Two-Week Pilot Study Examines Nearshore Currents and Waves at Black's Beach:

Scientists Monitor Real-Time Data with HPWREN-Like Technology

Scientists from the Scripps Institution of Oceanography (SIO) Integrative Oceanography Division (IOD) and Woods Hole Oceanographic Institution (WHOI) are currently conducting a two-week pilot study that uses 802.11b technology to help them examine surf zone water motions in real-time.

With assistance from the HPWREN team as well as the UCSD Administrative Computing, and Telecommunication Services (ACT) and the Office of Network Operations (ONO), several SIO and WHOI scientists have deployed two in-situ current and wave measuring stations in shallow water at Black's Beach. These stations are connected to an autonomous data acquisition system on the beach which telemeters the data in real-time, via a wireless Ethernet bridge on Scripps Pier, directly to IOD and WHOI laboratories for analysis.

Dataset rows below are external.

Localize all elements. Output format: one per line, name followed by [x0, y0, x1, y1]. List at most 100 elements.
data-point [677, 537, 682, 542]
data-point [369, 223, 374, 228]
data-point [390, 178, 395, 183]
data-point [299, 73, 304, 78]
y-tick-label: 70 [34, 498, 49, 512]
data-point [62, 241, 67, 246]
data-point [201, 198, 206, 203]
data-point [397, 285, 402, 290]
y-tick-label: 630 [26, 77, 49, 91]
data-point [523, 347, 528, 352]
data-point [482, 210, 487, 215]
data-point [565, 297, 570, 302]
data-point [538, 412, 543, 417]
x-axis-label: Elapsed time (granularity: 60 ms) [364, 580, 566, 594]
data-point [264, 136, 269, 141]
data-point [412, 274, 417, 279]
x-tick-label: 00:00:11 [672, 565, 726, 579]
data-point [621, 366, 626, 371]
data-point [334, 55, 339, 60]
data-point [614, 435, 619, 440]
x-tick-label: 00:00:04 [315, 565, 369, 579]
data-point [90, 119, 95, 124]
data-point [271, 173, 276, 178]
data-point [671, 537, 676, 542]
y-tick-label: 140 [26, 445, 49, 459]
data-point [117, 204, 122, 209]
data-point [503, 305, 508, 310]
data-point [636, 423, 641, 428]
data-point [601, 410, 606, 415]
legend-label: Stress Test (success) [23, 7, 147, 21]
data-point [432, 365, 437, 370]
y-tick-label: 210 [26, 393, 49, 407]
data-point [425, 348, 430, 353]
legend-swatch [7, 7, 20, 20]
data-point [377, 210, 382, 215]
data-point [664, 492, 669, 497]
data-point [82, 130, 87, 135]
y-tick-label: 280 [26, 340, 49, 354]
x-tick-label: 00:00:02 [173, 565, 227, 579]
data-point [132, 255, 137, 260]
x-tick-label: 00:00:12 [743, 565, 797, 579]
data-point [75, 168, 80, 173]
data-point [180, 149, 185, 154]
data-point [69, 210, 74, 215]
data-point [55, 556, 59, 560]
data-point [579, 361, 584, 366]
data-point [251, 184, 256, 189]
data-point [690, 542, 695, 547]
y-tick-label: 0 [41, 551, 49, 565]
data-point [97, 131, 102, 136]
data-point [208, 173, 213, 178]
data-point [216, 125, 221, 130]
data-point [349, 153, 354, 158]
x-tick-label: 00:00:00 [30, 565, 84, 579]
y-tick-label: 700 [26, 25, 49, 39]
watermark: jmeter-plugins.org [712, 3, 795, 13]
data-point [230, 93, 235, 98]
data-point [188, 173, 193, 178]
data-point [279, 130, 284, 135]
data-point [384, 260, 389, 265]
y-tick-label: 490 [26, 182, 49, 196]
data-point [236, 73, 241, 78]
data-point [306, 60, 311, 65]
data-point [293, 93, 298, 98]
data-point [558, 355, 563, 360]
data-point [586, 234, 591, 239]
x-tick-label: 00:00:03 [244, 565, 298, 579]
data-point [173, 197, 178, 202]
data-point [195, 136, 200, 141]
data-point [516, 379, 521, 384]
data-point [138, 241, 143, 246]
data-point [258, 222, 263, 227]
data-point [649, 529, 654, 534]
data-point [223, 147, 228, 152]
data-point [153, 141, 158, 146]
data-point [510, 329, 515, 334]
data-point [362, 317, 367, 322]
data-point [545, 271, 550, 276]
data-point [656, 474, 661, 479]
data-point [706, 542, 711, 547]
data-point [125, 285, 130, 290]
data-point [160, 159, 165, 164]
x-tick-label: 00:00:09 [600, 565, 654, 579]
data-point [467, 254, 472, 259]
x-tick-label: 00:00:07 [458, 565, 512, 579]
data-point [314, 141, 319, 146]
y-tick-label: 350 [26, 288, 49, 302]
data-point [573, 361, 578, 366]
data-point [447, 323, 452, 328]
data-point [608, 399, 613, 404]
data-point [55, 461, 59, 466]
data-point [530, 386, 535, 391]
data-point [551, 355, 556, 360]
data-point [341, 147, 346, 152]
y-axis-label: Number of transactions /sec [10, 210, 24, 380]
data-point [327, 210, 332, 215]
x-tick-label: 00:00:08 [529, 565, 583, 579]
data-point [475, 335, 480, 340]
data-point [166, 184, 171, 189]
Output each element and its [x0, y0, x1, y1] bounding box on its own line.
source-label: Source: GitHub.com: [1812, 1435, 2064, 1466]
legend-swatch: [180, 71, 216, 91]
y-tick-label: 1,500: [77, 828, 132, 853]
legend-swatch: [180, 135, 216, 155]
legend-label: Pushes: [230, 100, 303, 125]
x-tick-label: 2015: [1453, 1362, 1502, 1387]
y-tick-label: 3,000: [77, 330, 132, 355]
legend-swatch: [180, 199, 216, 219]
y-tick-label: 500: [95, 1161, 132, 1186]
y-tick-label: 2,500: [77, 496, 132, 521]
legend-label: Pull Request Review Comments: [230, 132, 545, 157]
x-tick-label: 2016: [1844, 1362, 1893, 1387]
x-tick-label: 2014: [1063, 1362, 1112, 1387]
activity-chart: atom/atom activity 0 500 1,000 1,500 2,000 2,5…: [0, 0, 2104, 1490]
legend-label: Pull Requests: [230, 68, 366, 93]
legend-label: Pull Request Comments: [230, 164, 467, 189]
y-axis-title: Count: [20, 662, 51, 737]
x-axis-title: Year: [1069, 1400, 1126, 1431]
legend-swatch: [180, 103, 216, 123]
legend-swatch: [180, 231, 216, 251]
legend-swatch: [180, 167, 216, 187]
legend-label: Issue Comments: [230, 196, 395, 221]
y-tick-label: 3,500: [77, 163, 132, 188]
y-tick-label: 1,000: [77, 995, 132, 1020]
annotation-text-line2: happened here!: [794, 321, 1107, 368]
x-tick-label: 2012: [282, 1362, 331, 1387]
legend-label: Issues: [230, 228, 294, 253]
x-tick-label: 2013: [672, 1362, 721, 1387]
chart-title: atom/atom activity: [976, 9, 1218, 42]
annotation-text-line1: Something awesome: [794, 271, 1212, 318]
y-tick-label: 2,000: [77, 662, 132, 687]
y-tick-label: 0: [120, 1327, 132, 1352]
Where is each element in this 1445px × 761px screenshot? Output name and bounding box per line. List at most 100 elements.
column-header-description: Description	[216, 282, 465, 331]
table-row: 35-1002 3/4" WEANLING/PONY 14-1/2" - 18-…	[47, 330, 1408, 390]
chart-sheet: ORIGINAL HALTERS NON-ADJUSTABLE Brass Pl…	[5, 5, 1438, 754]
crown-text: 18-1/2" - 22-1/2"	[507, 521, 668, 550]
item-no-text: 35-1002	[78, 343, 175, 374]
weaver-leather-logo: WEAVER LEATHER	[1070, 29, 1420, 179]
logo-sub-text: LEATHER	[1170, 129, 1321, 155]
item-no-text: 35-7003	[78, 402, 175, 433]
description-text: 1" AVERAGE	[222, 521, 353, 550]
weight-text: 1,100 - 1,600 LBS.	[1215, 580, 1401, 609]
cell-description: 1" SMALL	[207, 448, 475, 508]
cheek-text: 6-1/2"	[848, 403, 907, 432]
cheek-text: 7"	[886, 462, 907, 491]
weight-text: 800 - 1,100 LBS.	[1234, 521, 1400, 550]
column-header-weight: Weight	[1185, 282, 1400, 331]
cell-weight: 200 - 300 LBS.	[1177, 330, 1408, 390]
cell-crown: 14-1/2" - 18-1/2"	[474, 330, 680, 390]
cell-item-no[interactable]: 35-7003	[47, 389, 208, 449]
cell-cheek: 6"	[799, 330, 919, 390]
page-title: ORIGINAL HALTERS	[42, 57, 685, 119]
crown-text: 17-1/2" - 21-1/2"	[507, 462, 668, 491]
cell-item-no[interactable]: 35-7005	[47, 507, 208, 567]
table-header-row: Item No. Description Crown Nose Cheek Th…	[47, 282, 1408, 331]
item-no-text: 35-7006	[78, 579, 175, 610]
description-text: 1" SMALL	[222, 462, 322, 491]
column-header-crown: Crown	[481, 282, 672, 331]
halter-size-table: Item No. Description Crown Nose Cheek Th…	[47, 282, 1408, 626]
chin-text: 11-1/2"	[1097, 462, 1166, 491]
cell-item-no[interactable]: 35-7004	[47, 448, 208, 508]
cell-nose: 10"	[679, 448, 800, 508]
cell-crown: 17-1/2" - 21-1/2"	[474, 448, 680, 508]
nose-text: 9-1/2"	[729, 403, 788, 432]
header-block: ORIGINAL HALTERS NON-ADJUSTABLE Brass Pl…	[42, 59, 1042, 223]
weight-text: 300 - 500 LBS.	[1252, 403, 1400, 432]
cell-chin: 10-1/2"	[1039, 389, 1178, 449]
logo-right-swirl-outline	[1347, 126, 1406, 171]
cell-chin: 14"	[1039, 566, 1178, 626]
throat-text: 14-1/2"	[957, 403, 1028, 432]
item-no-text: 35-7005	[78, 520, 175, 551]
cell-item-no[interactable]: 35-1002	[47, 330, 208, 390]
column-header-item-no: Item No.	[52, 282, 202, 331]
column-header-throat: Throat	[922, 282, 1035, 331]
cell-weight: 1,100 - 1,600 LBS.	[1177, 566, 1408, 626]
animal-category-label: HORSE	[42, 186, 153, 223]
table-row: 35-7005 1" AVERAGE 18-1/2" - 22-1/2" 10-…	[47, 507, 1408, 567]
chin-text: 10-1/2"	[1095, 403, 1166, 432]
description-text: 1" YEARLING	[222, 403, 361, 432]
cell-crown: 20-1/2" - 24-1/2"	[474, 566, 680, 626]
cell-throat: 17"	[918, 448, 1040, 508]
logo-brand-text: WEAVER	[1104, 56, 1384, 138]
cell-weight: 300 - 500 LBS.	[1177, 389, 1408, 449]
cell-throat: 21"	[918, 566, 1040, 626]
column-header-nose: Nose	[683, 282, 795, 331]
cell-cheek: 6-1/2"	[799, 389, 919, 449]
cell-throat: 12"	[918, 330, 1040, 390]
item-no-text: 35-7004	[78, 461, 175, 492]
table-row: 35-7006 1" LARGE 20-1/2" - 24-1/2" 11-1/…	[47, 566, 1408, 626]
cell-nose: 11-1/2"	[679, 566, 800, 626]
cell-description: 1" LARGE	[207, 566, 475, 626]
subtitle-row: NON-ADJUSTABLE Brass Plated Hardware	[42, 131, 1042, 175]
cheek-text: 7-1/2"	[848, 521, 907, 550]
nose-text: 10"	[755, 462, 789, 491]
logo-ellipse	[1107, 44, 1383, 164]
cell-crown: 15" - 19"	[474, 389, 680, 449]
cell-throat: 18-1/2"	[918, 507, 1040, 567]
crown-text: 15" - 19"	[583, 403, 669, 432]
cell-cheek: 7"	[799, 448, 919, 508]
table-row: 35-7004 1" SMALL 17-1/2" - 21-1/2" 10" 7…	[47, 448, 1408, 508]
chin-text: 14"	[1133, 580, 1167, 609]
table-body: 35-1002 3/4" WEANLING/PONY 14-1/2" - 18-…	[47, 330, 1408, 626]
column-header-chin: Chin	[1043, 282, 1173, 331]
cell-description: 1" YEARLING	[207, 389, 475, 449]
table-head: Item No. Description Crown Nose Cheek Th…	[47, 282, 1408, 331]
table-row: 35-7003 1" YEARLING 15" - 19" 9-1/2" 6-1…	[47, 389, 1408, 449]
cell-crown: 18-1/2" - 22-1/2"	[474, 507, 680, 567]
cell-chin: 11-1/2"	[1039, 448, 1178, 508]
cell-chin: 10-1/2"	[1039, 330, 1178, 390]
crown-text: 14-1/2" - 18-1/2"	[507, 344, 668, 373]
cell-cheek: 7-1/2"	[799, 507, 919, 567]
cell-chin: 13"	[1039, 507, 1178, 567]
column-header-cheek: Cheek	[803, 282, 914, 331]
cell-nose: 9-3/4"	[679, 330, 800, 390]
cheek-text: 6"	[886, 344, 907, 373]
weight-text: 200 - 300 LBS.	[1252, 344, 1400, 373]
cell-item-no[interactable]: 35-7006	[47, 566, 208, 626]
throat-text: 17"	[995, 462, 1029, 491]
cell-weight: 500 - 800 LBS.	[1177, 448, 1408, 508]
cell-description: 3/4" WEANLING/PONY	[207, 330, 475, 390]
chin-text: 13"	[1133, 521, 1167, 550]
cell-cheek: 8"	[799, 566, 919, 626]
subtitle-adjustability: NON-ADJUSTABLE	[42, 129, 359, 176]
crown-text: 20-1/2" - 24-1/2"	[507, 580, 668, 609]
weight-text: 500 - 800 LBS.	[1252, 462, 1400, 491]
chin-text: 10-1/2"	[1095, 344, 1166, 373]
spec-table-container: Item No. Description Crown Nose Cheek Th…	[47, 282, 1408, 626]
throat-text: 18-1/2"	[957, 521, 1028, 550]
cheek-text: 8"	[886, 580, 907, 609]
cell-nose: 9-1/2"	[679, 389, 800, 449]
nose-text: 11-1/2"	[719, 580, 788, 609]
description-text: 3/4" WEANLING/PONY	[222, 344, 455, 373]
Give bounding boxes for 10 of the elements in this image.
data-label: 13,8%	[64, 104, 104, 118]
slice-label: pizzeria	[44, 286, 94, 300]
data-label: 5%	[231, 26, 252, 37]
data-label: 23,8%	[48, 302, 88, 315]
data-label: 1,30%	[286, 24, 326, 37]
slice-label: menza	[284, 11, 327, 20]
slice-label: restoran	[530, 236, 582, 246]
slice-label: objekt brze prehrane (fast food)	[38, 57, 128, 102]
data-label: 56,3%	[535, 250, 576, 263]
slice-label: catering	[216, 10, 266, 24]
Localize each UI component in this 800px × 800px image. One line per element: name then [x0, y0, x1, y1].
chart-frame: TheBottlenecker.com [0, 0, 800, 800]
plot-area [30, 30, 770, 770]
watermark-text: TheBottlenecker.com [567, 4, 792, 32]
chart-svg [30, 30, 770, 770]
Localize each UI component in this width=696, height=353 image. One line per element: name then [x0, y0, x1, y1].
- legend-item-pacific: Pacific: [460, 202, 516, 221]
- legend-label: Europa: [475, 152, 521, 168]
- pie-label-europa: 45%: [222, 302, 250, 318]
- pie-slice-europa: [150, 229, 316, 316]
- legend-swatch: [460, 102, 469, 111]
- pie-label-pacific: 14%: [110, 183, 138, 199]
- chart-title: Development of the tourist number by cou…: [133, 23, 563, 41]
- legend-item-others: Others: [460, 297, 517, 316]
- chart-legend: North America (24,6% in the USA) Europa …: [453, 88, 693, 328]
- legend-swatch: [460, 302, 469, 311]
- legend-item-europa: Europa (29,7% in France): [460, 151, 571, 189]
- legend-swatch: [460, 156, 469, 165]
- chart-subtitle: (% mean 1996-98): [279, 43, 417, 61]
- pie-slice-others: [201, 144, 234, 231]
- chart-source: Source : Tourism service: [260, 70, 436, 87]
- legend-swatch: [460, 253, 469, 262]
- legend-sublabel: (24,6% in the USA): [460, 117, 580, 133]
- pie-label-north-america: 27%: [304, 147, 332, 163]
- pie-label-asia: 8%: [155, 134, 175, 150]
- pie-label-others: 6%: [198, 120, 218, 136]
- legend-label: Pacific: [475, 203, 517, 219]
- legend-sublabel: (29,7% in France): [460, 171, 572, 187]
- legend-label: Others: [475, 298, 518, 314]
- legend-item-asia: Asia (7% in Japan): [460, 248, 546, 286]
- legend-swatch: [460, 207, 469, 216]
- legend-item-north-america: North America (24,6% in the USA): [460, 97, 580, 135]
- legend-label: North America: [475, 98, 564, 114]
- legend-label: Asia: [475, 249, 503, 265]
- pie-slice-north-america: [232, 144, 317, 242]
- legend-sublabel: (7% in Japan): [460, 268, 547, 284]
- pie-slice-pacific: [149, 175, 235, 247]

"The real-time data that is now being streamed from the beach to our labs allows researchers to better understand beach erosion and nearshore circulation," explains Jerome Wanetick, a computer scientist at SIO's Integrative Oceanography Division. "Once this pilot study is complete, we will make our final plans for next fall's larger experiment involving ten of these telemetry stations."

The "larger experiment" that Wanetick refers to is the 2003 Nearshore Canyon Experiment (NCEX), which has been proposed to the Office of Naval Research and the National Science Foundation. Once finished, the NCEX will encompass a nearshore processes community model that allows scientists to better study the evolution of surface gravity waves propagating across the continental shelf through the shoaling region and surf zone. The NCEX will also concentrate on corresponding inner shelf and breaking-wave driven nearshore circulation, sediment transport, and subsequent bathymetric change.

While the telemetry instruments are mounted on a steel frame located between the beach and ten feet of water depth, a 40-inch grid antenna allows the station to deliver real-time data from Black's Beach to Scripps Pier, which utilizes a 180-degree sector antenna. The Internet connection originates at the pier via SIO's AP-2 access point. The data is then accessible by IOD and WHOI researchers - in real-time.